OPEC+ said it will keep pushing to quickly clear the oil surplus left behind by the pandemic, a bullish signal for prices that have already surged to a one-year high.
Ministers led by Saudi Arabia and Russia “stressed the importance of accelerating market re-balancing without delay” amid “uncertain” prospects for the global economy and oil demand on Wednesday. Crude in New York extended gains after the communique, advancing to above $56 a barrel. Brent neared $59 and increased its rise this year to around 14%.
The Organization of Petroleum Exporting Countries and its allies have taken a two-month pause while restoring some of the millions of barrels of crude output they halted when the coronavirus emerged to crush fuel demand last spring. Saudi Arabia is tightening supplies further this month and next with a unilateral cut of 1 million barrels a day.
The committee left any discussion about what to do after the two-month hiatus ends to its next full ministerial meeting in early March. OPEC+ is currently withholding just over 7 million barrels of daily output, or roughly 7% of global supplies.
The online meeting of the Joint Ministerial Monitoring Committee was unusually smooth and brief for an OPEC+ gathering, lasting just over an hour. When the 23-nation coalition met last month, talks spilled into two days and were marred by discord over how far to constrict supplies.
Extra Cutback
Saudi Energy Minister Prince Abdulaziz bin Salman had sprung the kingdom’s extra cutback onto a mostly unsuspecting market, and against the counsel of his Russian counterpart, Alexander Novak. WTI has risen about 17% since then.
While Riyadh has often pushed for measures that would support prices — and thus help cover government spending — Moscow takes a different view, fearing that high prices will provoke a flood of supplies from rivals like U.S. shale drillers.

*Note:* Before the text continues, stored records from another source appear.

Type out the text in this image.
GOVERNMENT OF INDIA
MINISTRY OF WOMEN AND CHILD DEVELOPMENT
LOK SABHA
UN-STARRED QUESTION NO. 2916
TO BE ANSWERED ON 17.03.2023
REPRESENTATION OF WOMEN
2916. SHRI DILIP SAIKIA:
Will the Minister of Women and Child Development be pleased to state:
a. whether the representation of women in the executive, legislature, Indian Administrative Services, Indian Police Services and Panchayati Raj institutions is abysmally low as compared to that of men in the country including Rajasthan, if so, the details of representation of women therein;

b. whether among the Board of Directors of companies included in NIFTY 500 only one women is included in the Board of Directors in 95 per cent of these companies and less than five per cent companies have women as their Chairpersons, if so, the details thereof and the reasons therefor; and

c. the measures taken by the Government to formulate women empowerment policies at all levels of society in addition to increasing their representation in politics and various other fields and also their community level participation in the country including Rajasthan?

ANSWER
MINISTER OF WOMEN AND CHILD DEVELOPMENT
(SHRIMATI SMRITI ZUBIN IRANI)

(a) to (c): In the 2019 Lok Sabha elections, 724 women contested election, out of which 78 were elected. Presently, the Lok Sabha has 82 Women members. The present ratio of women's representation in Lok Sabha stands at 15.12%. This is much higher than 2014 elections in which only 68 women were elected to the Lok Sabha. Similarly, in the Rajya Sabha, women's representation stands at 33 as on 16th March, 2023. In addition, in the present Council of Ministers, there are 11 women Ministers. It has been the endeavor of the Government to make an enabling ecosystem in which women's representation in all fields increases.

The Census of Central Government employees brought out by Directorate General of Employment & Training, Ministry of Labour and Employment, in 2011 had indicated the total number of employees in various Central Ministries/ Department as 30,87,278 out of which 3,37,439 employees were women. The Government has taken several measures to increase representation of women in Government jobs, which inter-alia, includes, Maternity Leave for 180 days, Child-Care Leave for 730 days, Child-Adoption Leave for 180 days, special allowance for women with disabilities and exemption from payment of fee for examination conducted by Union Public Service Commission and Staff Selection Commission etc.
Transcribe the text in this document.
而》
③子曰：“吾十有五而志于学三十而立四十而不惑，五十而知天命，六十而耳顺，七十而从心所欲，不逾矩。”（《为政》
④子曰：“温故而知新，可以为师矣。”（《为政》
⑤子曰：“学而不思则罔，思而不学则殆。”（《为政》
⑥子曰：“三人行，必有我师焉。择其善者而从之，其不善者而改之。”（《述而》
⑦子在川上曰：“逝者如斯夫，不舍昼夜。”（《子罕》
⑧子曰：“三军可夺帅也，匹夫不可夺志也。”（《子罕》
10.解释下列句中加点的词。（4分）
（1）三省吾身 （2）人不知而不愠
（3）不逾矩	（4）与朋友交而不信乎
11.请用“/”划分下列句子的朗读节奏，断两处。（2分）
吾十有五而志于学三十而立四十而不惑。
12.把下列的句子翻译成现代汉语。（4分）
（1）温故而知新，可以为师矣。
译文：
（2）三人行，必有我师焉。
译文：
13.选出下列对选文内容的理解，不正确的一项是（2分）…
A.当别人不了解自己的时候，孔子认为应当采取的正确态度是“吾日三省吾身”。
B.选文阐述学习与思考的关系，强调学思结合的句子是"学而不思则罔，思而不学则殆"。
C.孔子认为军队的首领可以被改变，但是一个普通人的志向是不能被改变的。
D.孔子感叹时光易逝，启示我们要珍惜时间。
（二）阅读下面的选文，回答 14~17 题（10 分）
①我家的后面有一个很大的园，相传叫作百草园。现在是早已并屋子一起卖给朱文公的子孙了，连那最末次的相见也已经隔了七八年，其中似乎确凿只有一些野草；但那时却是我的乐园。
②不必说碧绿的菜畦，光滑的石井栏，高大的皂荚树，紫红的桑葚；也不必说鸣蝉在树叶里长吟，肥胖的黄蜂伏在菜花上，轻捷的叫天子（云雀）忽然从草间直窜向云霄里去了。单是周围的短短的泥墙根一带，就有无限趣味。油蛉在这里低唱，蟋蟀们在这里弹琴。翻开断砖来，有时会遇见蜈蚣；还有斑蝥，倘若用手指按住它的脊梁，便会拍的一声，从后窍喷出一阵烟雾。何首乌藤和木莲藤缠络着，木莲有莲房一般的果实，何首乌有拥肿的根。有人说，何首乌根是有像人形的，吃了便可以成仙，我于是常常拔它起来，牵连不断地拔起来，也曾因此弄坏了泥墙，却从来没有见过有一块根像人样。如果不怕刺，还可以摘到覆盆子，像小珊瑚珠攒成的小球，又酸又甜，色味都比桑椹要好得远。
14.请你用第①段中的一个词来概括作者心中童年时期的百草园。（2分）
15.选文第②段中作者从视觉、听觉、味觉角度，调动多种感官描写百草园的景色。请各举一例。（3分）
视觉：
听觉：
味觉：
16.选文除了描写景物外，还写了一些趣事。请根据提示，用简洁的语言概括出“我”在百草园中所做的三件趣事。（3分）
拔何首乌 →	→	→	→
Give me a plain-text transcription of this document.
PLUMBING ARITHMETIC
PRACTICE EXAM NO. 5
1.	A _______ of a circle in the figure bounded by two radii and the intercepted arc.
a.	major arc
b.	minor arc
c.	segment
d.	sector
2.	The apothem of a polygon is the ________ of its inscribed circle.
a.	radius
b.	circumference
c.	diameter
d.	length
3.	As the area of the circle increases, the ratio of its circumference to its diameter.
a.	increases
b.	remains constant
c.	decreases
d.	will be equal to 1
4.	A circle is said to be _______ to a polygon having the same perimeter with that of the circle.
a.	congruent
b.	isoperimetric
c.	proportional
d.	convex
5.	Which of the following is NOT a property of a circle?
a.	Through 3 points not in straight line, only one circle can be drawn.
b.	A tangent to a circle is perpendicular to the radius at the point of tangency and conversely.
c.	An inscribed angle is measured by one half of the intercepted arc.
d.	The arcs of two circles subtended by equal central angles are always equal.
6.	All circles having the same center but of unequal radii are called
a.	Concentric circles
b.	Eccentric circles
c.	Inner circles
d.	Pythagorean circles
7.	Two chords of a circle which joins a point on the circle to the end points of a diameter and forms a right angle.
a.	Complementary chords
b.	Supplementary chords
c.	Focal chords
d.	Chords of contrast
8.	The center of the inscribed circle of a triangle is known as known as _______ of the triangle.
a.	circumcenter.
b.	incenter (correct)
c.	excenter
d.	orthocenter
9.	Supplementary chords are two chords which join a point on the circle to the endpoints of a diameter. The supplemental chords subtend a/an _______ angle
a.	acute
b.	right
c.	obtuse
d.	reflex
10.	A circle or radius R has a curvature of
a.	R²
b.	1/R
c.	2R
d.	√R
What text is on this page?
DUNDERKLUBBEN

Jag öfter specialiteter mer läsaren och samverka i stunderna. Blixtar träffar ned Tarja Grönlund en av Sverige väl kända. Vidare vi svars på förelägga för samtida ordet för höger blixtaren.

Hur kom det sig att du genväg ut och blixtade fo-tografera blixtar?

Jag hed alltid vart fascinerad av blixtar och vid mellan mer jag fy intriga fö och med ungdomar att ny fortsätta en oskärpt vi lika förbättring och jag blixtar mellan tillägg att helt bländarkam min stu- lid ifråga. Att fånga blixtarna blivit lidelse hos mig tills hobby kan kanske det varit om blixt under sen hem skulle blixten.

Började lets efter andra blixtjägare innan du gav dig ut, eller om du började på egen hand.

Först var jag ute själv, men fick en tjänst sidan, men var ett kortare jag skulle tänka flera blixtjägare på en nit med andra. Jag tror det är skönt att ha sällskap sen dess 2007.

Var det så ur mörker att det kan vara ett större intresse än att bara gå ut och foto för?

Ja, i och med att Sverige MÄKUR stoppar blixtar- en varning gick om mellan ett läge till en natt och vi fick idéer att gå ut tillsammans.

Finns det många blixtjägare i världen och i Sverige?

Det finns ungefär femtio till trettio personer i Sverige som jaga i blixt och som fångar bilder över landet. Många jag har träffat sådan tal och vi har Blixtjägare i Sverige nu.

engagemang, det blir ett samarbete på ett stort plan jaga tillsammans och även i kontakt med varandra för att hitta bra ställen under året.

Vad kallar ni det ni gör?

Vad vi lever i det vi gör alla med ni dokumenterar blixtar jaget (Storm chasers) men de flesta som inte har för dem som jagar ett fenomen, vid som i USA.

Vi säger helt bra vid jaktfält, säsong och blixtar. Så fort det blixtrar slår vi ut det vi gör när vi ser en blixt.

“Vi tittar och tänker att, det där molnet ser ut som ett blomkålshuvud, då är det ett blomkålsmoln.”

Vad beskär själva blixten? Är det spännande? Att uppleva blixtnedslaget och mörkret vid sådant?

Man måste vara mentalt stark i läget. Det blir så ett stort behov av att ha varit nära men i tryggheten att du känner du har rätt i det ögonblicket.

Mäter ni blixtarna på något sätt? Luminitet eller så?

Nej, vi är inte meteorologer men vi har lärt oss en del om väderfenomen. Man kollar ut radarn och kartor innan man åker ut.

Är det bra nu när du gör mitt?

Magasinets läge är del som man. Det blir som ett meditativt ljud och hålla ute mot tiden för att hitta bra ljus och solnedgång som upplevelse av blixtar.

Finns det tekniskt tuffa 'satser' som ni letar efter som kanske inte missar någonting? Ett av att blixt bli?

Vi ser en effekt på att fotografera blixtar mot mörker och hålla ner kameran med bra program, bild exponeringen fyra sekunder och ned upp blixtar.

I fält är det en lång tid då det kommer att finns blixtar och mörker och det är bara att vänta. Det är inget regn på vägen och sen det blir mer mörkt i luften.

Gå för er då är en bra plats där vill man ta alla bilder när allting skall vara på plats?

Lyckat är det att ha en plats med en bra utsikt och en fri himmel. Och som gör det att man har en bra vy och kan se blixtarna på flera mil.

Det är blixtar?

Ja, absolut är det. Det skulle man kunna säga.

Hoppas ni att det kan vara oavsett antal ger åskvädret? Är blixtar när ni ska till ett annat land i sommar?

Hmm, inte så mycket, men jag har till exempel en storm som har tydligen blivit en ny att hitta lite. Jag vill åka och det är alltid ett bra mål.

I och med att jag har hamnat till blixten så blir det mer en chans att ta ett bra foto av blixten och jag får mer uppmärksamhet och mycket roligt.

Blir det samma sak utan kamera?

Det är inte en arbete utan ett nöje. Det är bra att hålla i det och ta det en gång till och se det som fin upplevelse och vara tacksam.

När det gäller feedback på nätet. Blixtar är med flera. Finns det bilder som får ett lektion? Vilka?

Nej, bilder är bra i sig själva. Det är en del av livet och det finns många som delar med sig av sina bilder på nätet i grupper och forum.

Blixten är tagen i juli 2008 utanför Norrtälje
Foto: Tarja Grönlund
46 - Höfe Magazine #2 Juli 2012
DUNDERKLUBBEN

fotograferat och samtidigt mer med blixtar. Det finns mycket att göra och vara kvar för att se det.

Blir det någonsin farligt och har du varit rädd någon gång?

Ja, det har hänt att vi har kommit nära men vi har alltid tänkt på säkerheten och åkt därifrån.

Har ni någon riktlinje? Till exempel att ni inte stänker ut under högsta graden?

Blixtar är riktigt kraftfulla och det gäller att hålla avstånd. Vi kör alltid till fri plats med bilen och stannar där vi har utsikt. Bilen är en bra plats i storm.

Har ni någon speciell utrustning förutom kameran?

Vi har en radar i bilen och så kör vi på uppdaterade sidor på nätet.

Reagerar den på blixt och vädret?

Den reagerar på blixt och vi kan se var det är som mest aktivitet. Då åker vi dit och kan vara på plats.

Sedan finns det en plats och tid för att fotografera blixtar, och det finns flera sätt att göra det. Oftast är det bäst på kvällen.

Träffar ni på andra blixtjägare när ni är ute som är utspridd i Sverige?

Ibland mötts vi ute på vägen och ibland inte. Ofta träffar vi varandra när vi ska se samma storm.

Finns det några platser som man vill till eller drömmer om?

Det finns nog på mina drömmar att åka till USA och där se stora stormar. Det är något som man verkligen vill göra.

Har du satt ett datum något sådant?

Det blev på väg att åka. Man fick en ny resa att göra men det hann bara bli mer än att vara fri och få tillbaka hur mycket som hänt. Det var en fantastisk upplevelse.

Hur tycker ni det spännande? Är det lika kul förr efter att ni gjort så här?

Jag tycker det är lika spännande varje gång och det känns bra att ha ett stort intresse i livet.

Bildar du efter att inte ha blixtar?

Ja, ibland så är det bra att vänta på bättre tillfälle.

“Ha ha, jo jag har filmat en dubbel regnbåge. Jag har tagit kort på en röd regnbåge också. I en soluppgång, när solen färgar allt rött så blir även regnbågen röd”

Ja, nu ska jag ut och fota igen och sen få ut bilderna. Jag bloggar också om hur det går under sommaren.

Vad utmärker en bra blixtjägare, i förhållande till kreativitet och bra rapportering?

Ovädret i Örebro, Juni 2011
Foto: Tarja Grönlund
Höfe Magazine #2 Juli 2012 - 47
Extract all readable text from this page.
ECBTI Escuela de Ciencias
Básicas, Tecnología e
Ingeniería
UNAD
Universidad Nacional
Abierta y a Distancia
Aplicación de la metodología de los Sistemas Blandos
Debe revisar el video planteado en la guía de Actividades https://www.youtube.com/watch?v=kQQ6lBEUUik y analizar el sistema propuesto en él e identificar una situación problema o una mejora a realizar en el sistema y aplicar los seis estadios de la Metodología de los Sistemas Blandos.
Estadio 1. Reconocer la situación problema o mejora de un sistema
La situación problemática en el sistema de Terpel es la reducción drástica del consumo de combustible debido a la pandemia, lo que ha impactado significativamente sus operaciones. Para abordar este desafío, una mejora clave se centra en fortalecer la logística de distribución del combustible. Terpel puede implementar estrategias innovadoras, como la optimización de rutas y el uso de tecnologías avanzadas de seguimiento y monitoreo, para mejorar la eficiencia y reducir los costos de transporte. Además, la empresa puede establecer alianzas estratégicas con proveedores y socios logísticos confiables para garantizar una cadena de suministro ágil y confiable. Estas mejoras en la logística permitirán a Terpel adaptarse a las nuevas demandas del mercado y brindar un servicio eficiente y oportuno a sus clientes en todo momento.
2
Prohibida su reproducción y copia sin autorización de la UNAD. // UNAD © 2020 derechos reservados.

But in the communique endorsed by ministers on Wednesday, OPEC+ members seemed closely aligned on the merits of keeping a tight leash on supplies. The additional Saudi curb was “noted” by the committee “with gratitude.”
The group’s internal data showed its strategy will continue to succeed. Bloated oil inventories in developed nations should subside back to their 2015-2019 average by August, according to a report compiled for the JMMC.
“The gradual rollout of vaccines around the world is a positive factor for the rest of the year boosting the global economy and oil demand,” according to the committee’s statement.
Lively Debate
The debate could be more lively in March, when OPEC+ will need to decide whether to revive another chunk of halted output. The group is restoring supplies in increments of as much as 500,000 barrels a day each month.
The committee urged members to remain “vigilant and flexible.”
The JMMC’s leaders once again pressed members who haven’t fully implemented the cuts they promised — such as Iraq — to make good on their commitments, delegates said. Reeling from an economic crisis, Iraq often flouted its mandated production limits last year in order to shore up government revenue.
The country repeated its readiness to compensate for earlier overproduction, according to a statement released by OPEC after the meeting. Kazakhstan, which has also regularly breached its limits, issued a similar pledge.
Iraqi Compensation
Baghdad had often said it will meet its commitments, and pledged a sharp reduction in January to finally atone for breaching its output limit. However, export data showed it once again failed to do so.
Iraq pumped 3.807 million barrels a day of crude last month, which was 50,000 barrels a day less than its quota, the nation’s main energy marketer, SOMO, said in a statement Wednesday soon after the OPEC+ communique was published.
SOMO said Iraq had further compensation to make of 576,000 barrels daily this month and next.
To improve lagging compliance in several African members, OPEC+ appointed Nigeria’s minister of state for oil, Timipre Sylva, as a special envoy, according to a separate statement. Sylva will liaise with the Republic of Congo, Equatorial Guinea, Gabon and South Sudan to discuss improving their implementation, and making up for previous misses.